Kararı,davalılar vekili temyiz etmiştir.
…) Dava, aidat alacağının tahsili için yapılmış olan … takibine vaki itirazın iptali istemine ilişkindir. Dava tarihinde yürürlükte olan HUMK’nın …/…. maddesine göre mahkemelerin görevi kanunla belirlenir. Anılan Kanun’un …. maddesinde Sulh Hukuk Mahkemesi’nde hangi dava ve işlerin görüleceği düzenlenmiş olup, son fıkrada ise bu ve diğer kanunların sulh mahkemesi veya hâkimlerini görevlendirdiği dava ve işlere de Sulh Hukuk Mahkemesince bakılacağı öngörülmüştür. Buna göre, bir davanın Sulh Hukuk Mahkemesi’nde görülebilmesi için yasada açık bir düzenleme olması gerekmektedir.
Somut olayda ise, davalılar salt ödeme ve benzeri nedenlerle borçlu olmadıklarını değil, söz konusu daireyi tapudan devraldıklarını ve daha sonra da devrettiklerini, kooperatifin ortağı olmadıklarından aidat bedellerinden sorumlu olmayacaklarını savunduklarına göre, davalıların borçlu olup olmadığı ve borcun miktarı, ortak olup olmadıklarının tespitine bağlıdır. Ortak olup olmadıkları çekişmeli olan davalıların hukuki durumlarının belirlenmesine yönelik bu dava, malvarlığı hukukuna ilişkin bir dava kapsamında görülemeyeceğinden, görev hususunun parasal değere göre belirlenmesi de mümkün bulunmamaktadır. Buna göre, kooperatif ortağı olunup olunmadığının belirlenmesine bağlı bir davanın Sulh Hukuk Mahkemesinde görüleceğine dair bir düzenleme mevcut olmadığından, somut olayda, davayı yürütme görevinin asıl görevli mahkeme olan Asliye Hukuk Mahkemesi’nin görevine girdiğinin kabulü ile mahkemece görevsizlik kararı verilmesi gerekirken, bu hususun gözardı edilmesi suretiyle yargılamaya devam olunarak yazılı şekilde karar verilmesi doğru olmamıştır.
…) Bozma nedenine göre, davalılar vekilinin temyiz itirazlarının şimdilik incelenmesine gerek görülmemiştir.

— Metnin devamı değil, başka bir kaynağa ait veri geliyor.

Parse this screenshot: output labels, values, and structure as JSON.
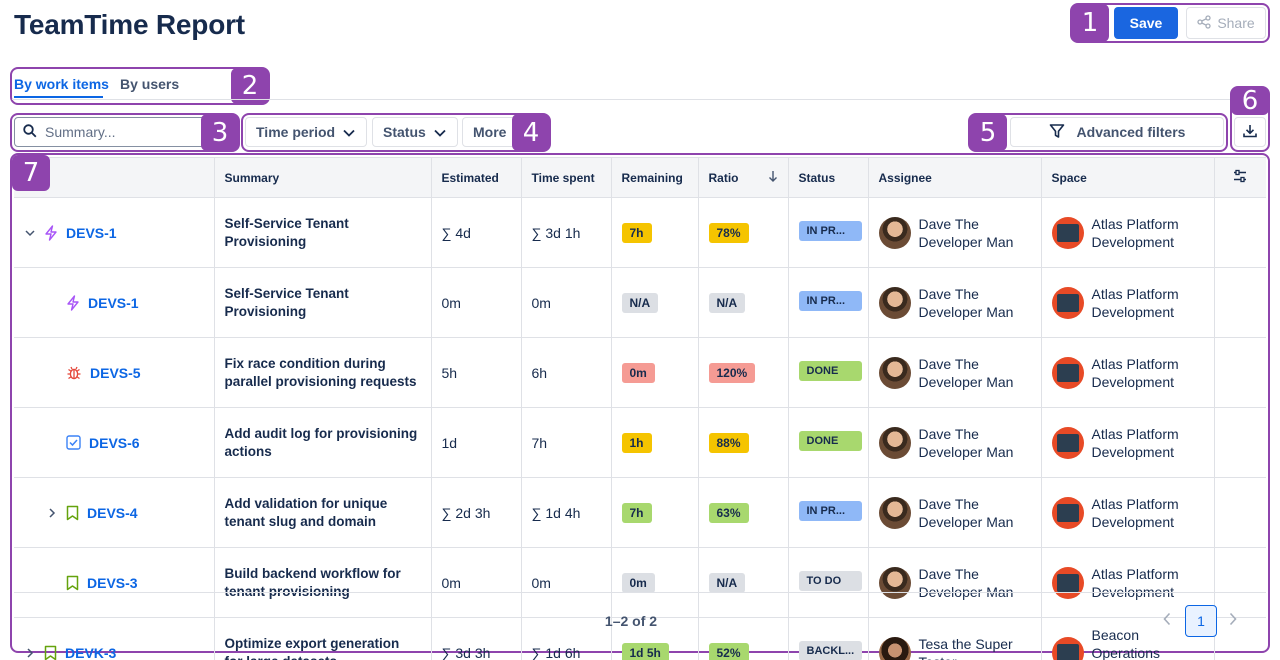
{
  "header": {
    "title": "TeamTime Report",
    "save_label": "Save",
    "share_label": "Share"
  },
  "tabs": [
    {
      "label": "By work items",
      "active": true
    },
    {
      "label": "By users",
      "active": false
    }
  ],
  "toolbar": {
    "search_placeholder": "Summary...",
    "time_period_label": "Time period",
    "status_label": "Status",
    "more_label": "More",
    "advanced_filters_label": "Advanced filters"
  },
  "callouts": [
    "1",
    "2",
    "3",
    "4",
    "5",
    "6",
    "7"
  ],
  "columns": {
    "summary": "Summary",
    "estimated": "Estimated",
    "time_spent": "Time spent",
    "remaining": "Remaining",
    "ratio": "Ratio",
    "status": "Status",
    "assignee": "Assignee",
    "space": "Space"
  },
  "rows": [
    {
      "expander": "down",
      "indent": 0,
      "type_icon": "epic-icon",
      "key": "DEVS-1",
      "summary": "Self-Service Tenant Provisioning",
      "estimated": "∑ 4d",
      "time_spent": "∑ 3d 1h",
      "remaining": "7h",
      "remaining_color": "#f5c400",
      "ratio": "78%",
      "ratio_color": "#f5c400",
      "status": "IN PR...",
      "status_color": "#8fb8f7",
      "assignee": "Dave The Developer Man",
      "avatar": "dave",
      "space": "Atlas Platform Development"
    },
    {
      "expander": "none",
      "indent": 1,
      "type_icon": "epic-icon",
      "key": "DEVS-1",
      "summary": "Self-Service Tenant Provisioning",
      "estimated": "0m",
      "time_spent": "0m",
      "remaining": "N/A",
      "remaining_color": "#dcdfe4",
      "ratio": "N/A",
      "ratio_color": "#dcdfe4",
      "status": "IN PR...",
      "status_color": "#8fb8f7",
      "assignee": "Dave The Developer Man",
      "avatar": "dave",
      "space": "Atlas Platform Development"
    },
    {
      "expander": "none",
      "indent": 1,
      "type_icon": "bug-icon",
      "key": "DEVS-5",
      "summary": "Fix race condition during parallel provisioning requests",
      "estimated": "5h",
      "time_spent": "6h",
      "remaining": "0m",
      "remaining_color": "#f59b94",
      "ratio": "120%",
      "ratio_color": "#f59b94",
      "status": "DONE",
      "status_color": "#a8d86e",
      "assignee": "Dave The Developer Man",
      "avatar": "dave",
      "space": "Atlas Platform Development"
    },
    {
      "expander": "none",
      "indent": 1,
      "type_icon": "task-icon",
      "key": "DEVS-6",
      "summary": "Add audit log for provisioning actions",
      "estimated": "1d",
      "time_spent": "7h",
      "remaining": "1h",
      "remaining_color": "#f5c400",
      "ratio": "88%",
      "ratio_color": "#f5c400",
      "status": "DONE",
      "status_color": "#a8d86e",
      "assignee": "Dave The Developer Man",
      "avatar": "dave",
      "space": "Atlas Platform Development"
    },
    {
      "expander": "right",
      "indent": 1,
      "type_icon": "story-icon",
      "key": "DEVS-4",
      "summary": "Add validation for unique tenant slug and domain",
      "estimated": "∑ 2d 3h",
      "time_spent": "∑ 1d 4h",
      "remaining": "7h",
      "remaining_color": "#a8d86e",
      "ratio": "63%",
      "ratio_color": "#a8d86e",
      "status": "IN PR...",
      "status_color": "#8fb8f7",
      "assignee": "Dave The Developer Man",
      "avatar": "dave",
      "space": "Atlas Platform Development"
    },
    {
      "expander": "none",
      "indent": 1,
      "type_icon": "story-icon",
      "key": "DEVS-3",
      "summary": "Build backend workflow for tenant provisioning",
      "estimated": "0m",
      "time_spent": "0m",
      "remaining": "0m",
      "remaining_color": "#dcdfe4",
      "ratio": "N/A",
      "ratio_color": "#dcdfe4",
      "status": "TO DO",
      "status_color": "#dcdfe4",
      "assignee": "Dave The Developer Man",
      "avatar": "dave",
      "space": "Atlas Platform Development"
    },
    {
      "expander": "right",
      "indent": 0,
      "type_icon": "story-icon",
      "key": "DEVK-3",
      "summary": "Optimize export generation for large datasets",
      "estimated": "∑ 3d 3h",
      "time_spent": "∑ 1d 6h",
      "remaining": "1d 5h",
      "remaining_color": "#a8d86e",
      "ratio": "52%",
      "ratio_color": "#a8d86e",
      "status": "BACKL...",
      "status_color": "#dcdfe4",
      "assignee": "Tesa the Super Tester",
      "avatar": "tesa",
      "space": "Beacon Operations Delivery"
    }
  ],
  "pagination": {
    "summary": "1–2 of 2",
    "current_page": "1"
  }
}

SONUÇ: Yukarıda (…) numaralı bentte açıklanan nedenlerle, kararın BOZULMASINA, (…) numaralı bentte açıklanan nedenlerle davalılar vekilinin temyiz itirazlarının incelenmesine şimdilik yer olmadığına, peşin alınan harcın istek halinde iadesine, karar düzeltme yolu kapalı olmak üzere 04.03.2013 tarihinde oybirliğiyle karar verildi.